Peter Magyar talks to the media before meeting Hungarian President Tamas Sulyok in the presidential Alexander Palace in Budapest, 15 April, 2026
– Copyright AP Photo
Magyar has called on Orbán’s government to act as a caretaker in its final weeks and not to make any decisions that could threaten Hungary’s interests or impede the incoming government’s work.
Hungary’s Prime Minister-designate Péter Magyar said on Wednesday that the country’s president had assured him in a meeting that his new government could take power in the first week of May, an accelerated timeline for the end of Prime Minister Viktor Orbán’s 16-year reign.
Following Magyar and his centre-right Tisza party’s landslide victory in Sunday’s election in which it won a two-thirds parliamentary majority, the opposition leader has pushed for the transfer of power to occur as quickly as possible.
Under Hungarian law, the inaugural session of the new parliament, which must elect a new prime minister, must occur no later than 12 May.

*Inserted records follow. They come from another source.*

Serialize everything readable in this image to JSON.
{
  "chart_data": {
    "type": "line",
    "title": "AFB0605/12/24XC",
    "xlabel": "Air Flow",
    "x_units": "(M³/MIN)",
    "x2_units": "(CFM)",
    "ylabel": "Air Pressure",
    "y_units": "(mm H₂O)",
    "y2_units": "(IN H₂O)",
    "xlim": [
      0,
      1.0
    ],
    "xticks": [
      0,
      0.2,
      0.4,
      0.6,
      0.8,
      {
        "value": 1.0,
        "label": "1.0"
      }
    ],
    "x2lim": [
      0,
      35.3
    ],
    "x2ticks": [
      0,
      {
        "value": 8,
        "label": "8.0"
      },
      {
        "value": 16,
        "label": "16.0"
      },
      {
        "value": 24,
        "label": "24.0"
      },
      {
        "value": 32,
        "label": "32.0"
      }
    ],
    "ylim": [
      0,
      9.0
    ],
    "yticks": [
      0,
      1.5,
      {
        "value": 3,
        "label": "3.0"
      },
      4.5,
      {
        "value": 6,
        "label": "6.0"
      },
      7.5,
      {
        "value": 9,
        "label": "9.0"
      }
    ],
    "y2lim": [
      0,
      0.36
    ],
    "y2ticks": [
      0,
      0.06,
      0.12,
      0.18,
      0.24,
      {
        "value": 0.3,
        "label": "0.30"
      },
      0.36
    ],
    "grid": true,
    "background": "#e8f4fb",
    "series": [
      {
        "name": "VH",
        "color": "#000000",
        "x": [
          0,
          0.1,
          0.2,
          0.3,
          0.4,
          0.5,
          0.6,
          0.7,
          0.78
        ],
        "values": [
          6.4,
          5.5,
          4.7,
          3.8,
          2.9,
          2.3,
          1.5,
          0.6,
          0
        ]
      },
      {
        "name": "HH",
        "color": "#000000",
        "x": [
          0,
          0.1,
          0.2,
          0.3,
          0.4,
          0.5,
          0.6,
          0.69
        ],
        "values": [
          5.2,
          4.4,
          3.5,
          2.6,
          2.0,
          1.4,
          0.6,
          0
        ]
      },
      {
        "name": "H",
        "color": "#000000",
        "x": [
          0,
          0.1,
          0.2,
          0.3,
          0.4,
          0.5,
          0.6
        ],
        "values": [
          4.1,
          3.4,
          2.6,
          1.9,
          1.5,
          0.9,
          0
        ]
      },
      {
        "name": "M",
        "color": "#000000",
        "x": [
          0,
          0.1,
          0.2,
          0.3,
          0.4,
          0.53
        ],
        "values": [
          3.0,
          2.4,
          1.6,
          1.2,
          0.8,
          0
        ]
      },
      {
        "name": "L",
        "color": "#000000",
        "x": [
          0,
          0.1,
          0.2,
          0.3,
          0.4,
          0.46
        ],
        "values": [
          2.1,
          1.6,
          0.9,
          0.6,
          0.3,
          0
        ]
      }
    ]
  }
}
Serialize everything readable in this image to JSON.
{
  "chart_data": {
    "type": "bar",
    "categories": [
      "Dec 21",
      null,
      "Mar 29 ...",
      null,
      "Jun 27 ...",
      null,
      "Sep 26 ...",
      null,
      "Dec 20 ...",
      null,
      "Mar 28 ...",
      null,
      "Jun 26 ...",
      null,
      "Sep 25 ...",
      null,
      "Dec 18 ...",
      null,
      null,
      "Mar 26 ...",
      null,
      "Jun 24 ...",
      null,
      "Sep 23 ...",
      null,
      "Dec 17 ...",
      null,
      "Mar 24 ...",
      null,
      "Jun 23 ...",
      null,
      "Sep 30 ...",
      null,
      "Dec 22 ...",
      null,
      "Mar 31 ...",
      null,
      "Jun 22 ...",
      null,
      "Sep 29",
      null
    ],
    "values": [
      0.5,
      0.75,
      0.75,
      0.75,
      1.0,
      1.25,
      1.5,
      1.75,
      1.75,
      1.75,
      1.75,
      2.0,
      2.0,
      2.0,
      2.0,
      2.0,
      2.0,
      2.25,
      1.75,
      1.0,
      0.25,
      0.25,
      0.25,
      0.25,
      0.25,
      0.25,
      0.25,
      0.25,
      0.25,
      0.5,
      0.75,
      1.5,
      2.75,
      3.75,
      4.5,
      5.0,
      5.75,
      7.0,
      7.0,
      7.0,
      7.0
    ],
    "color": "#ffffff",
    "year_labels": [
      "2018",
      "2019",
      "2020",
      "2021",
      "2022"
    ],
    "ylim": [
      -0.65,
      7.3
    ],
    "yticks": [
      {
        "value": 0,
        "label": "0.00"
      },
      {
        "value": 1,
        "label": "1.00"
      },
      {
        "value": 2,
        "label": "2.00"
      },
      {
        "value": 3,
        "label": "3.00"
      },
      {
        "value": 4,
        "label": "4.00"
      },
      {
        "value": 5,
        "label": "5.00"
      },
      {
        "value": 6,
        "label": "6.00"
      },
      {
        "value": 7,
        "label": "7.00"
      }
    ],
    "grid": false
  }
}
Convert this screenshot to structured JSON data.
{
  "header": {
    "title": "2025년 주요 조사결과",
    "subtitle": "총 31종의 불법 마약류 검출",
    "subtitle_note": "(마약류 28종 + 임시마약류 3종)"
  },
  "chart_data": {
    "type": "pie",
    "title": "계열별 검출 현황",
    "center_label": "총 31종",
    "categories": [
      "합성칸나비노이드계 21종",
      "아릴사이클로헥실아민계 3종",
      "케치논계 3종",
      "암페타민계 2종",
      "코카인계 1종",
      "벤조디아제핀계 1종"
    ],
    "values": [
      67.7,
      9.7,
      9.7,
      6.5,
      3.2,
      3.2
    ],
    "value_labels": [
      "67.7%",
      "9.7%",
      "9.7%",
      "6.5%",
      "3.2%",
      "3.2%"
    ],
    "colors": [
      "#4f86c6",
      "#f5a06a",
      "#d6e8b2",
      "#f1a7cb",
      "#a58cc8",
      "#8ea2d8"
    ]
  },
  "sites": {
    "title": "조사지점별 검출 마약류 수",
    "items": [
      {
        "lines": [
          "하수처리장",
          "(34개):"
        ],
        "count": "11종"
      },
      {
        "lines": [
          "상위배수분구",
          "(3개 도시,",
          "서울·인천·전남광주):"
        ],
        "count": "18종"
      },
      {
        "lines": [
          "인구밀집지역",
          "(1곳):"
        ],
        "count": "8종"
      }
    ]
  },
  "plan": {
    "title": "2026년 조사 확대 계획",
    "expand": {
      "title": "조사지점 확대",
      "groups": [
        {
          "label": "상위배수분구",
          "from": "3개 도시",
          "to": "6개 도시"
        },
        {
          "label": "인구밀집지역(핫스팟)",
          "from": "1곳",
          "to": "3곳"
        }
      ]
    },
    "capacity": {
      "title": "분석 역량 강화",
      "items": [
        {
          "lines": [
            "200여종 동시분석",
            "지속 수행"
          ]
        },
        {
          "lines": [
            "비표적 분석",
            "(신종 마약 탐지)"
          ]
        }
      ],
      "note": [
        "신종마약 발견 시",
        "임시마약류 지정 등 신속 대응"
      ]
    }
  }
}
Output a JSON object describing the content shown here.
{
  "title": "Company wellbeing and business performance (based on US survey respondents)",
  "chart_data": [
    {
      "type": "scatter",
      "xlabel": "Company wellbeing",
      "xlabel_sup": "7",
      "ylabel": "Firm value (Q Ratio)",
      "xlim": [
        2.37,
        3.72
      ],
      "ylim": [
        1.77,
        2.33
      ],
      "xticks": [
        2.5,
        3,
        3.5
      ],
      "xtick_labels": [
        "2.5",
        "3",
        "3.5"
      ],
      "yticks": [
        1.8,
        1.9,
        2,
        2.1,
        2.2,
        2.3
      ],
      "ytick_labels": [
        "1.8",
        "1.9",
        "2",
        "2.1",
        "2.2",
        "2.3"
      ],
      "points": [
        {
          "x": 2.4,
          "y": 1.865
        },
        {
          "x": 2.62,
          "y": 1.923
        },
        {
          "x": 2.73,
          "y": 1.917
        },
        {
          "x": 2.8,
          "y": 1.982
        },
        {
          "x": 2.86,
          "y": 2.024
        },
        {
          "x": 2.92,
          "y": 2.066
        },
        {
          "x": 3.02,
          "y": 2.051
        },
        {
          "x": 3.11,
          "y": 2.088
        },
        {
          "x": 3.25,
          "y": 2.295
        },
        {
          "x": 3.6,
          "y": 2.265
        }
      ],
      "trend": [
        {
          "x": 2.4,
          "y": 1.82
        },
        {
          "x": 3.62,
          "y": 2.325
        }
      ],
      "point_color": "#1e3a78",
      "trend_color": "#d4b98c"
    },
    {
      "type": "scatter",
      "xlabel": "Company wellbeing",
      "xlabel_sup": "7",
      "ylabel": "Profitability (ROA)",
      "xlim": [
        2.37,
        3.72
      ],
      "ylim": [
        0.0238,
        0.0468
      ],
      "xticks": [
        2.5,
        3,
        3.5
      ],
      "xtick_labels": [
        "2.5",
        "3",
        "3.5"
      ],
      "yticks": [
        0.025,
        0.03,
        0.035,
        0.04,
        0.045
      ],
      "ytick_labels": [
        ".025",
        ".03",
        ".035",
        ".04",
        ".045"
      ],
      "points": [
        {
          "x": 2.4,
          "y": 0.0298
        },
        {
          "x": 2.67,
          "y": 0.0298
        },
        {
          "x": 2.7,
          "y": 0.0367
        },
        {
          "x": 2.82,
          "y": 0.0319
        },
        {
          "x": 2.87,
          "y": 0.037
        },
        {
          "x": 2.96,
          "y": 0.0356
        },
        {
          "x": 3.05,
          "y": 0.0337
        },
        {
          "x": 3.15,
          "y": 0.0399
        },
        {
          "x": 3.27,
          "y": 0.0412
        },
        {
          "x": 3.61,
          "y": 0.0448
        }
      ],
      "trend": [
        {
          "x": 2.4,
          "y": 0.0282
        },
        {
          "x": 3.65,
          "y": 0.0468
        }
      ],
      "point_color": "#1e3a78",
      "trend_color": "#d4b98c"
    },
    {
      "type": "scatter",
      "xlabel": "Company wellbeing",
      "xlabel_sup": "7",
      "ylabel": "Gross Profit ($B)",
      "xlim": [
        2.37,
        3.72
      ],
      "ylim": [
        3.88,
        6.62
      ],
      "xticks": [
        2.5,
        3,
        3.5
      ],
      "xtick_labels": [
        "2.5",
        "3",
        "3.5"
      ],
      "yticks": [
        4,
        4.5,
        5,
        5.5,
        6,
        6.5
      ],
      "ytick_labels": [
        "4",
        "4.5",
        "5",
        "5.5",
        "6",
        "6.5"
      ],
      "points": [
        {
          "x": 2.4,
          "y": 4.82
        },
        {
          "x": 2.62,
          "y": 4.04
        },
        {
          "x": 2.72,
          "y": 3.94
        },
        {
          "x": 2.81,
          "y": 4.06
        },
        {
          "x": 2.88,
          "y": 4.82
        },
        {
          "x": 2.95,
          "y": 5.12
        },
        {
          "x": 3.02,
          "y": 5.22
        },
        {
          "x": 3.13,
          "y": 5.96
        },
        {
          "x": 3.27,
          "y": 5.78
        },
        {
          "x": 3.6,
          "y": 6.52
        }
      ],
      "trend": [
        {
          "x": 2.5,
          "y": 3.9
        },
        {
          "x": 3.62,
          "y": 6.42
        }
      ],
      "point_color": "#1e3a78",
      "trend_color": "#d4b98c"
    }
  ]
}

Following a private consultation with President Tamás Sulyok on Wednesday, Magyar told reporters outside the presidential palace in Budapest that Sulyok had assured him that Magyar would be his nominee for the next prime minister, and that the inaugural session would likely be scheduled for the 6 or 7 of May.
“(The president) thinks, and I think everyone thinks, that it’s in the interests of the Hungarian nation that after such an overwhelming mandate from the voters, a change in government and a change of regime should happen as quickly as possible,” Magyar said.
Magyar has vowed to conduct a major overhaul of much of Hungary’s governmental structure, and to create separate ministries for health, environmental protection and education that did not exist under Orbán.
In his first appearance on Hungary’s public broadcaster in nearly two years on Wednesday morning, Magyar said his new government would suspend the service’s news programming, which has functioned for years as a mouthpiece for Orbán’s Fidesz party, until “conditions are established that are independent, objective and impartial.”
“One of the key elements of our programme is that this factory of lies will come to an end once the Tisza government is formed,” he told the host.
Magyar has called on Orbán’s government to act as a caretaker in its final weeks and not to make any decisions that could threaten Hungary’s interests or impede the incoming government’s work.
He said he had asked the president, who was elected by Orbán’s majority in parliament, to resign after the formation of the new government, something Sulyok said he would “consider.”
“I repeated to him that he is unworthy of embodying the unity of the Hungarian nation and unfit to be the guardian of the law,” Magyar said, adding that if Sulyok does not resign, his new government will make constitutional changes to remove him “along with all the other puppets that the Orbán system has installed.”
Because Tisza secured a supermajority of two-thirds of seats in parliament, the new government will have the power to change the constitution and roll back many of Orbán’s policies.